Saskatchewan has launched legal action against the tax, asking its Court of Appeal to rule on whether the carbon tax is constitutional.

Shoppers at the discount store stopped to listen to Scheer's speech, with many applauding his critique of the carbon tax.

Not everyone shared the same enthusiasm.

All he gave us today was a lot of smoke and mirrors.- Jim Elliott, Council of Canadians

Jim Elliott, chairperson for the Regina chapter of the Council of Canadians activist group, described it as an empty speech, devoid on details about what the Conservatives would do to reduce emissions.

"Mr.

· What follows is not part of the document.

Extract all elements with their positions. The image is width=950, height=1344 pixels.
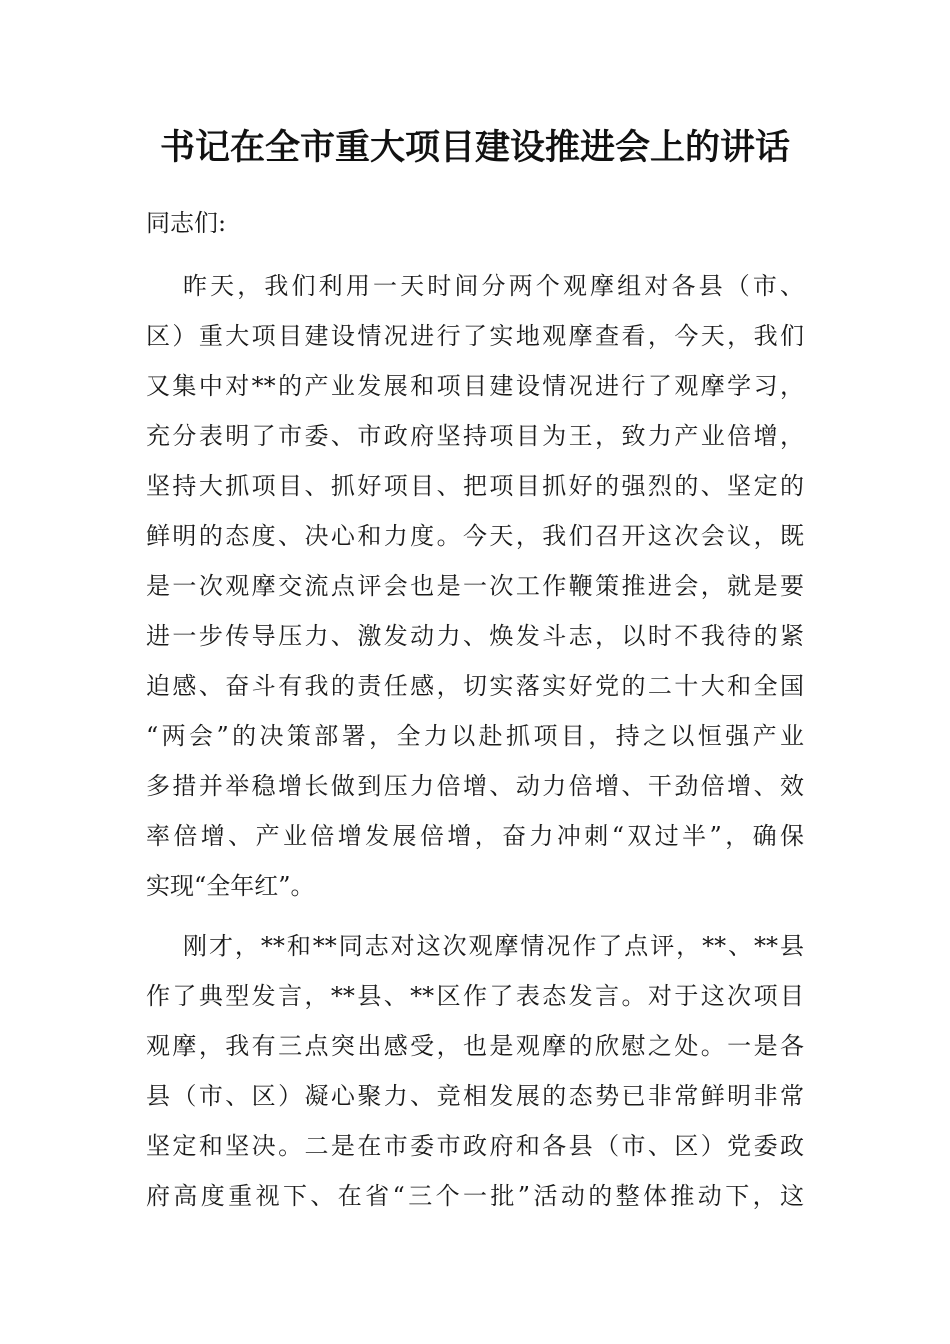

Scheer continued to sidestep and and not answer the question about what his government would do if elected next October," said Elliott in a statement issued after Scheer's talk. "All he gave us today was a lot of smoke and mirrors."

Canada's former parliamentary budget officer predicted in a report in April that the federal government's carbon tax will cut economic growth by 0.5 per cent or $10 billion when it's fully implemented in 2022, and would generate significant revenues.

However, Jean-Denis Frechette's report noted the impact on the economy will depend on how those revenues are used.

Trudeau said Ottawa will return 90 per cent of the money it collects from a carbon tax to Canadians.